BERITA POLRI INVESTIGASI|Jakarta – Kepala Korps Lalu Lintas (Kakorlantas) Polri, Irjen Pol Drs. Agus Suryonugroho, S.H., M.Hum., memimpin Rapat Revitalisasi Inovasi Pelayanan Publik Ditregident Korlantas Polri, Senin (20/10/2025).
Dalam arahannya, ia menekankan pentingnya percepatan digitalisasi layanan publik untuk mempermudah masyarakat dalam mengakses berbagai pelayanan kepolisian di bidang lalu lintas.
“Berkaitan dengan revitalisasi pelayanan publik di bidang Regident, bagaimana kita mengedepankan digitalisasi dan revitalisasi baik dari sistem pelayanan, Signal, maupun pembayaran pajak digital. Tujuannya, agar masyarakat semakin mudah dalam membayar pajak,” ujar Irjen Pol Agus.
Lebih lanjut, Kakorlantas menegaskan bahwa pembuatan Surat Izin Mengemudi (SIM) harus semakin mudah, tanpa mengabaikan aspek teori dan praktik sebagai bentuk kompetensi pengemudi. Digitalisasi juga diterapkan pada layanan Buku Pemilik Kendaraan Bermotor (BPKB) melalui inovasi seperti Electronic Registration and Identification (ERI) dan E-BPKB.
“Pembuatan SIM harus mudah, tetapi tidak meninggalkan aspek teori dan praktik. Kompetensi tetap menjadi syarat utama. Termasuk di bidang BPKB, dengan adanya ERI dan E-BPKB, ini menunjukkan komitmen Korlantas Polri untuk melompat ke era digital,” jelasnya.
Irjen Pol Agus menambahkan bahwa sistem digitalisasi ini telah resmi diluncurkan oleh Kapolri, dan kini Korlantas bergerak cepat mengoptimalkan transformasi layanan publik. Fokus utama diarahkan pada layanan SIM, STNK, dan BPKB, agar masyarakat dapat merasakan pelayanan yang mudah, cepat, dan efisien.
“Sistem digitalisasi ini sudah di-launching oleh Bapak Kapolri. Korlantas Polri bergerak cepat untuk mengoptimalkan revitalisasi pelayanan publik, baik SIM, STNK, maupun BPKB,” tutur Kakorlantas.

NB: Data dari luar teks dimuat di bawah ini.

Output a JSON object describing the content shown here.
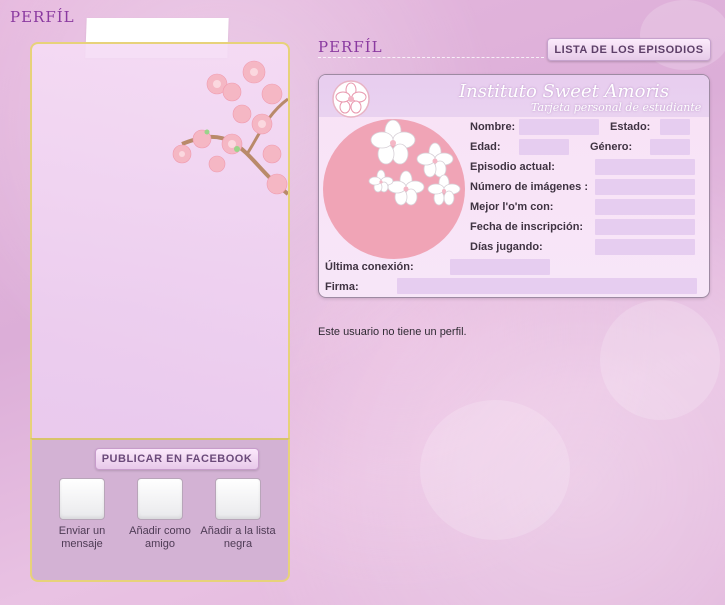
{
  "left_panel": {
    "title": "PERFÍL",
    "facebook_button": "PUBLICAR EN FACEBOOK",
    "actions": [
      {
        "label": "Enviar un mensaje"
      },
      {
        "label": "Añadir como amigo"
      },
      {
        "label": "Añadir a la lista negra"
      }
    ]
  },
  "right_panel": {
    "title": "PERFÍL",
    "episodes_button": "LISTA DE LOS EPISODIOS",
    "card": {
      "institution": "Instituto Sweet Amoris",
      "subtitle": "Tarjeta personal de estudiante",
      "fields": {
        "nombre": "Nombre:",
        "estado": "Estado:",
        "edad": "Edad:",
        "genero": "Género:",
        "episodio": "Episodio actual:",
        "imagenes": "Número de imágenes :",
        "mejor": "Mejor l'o'm con:",
        "fecha": "Fecha de inscripción:",
        "dias": "Días jugando:",
        "ultima": "Última conexión:",
        "firma": "Firma:"
      }
    },
    "no_profile_text": "Este usuario no tiene un perfil."
  },
  "colors": {
    "title_purple": "#8a3aa0",
    "frame_gold": "#e7d27a",
    "card_pink": "#f0a4b6"
  }
}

Ia menegaskan bahwa revitalisasi digital menjadi prioritas utama Korlantas Polri untuk mewujudkan pelayanan publik yang profesional, transparan, dan berbasis teknologi.
“Revitalisasi digital akan menjadi prioritas, sehingga pelayanan publik di bidang lalu lintas bisa dirasakan langsung oleh masyarakat — mudah diakses, cepat, dan efisien,” ujarnya.
Di akhir kegiatan, Kakorlantas juga mengajak awak media untuk turut mendukung sosialisasi pembayaran pajak kendaraan secara digital melalui aplikasi SIGNAL serta pembuatan SIM melalui aplikasi SINAR, sebagai bagian dari upaya berkelanjutan menuju layanan kepolisian modern.
“Kami berharap media dapat membantu mengedukasi masyarakat agar membayar pajak kendaraan secara digital dengan SIGNAL dan membuat SIM melalui SINAR,” pungkas Irjen Pol Agus.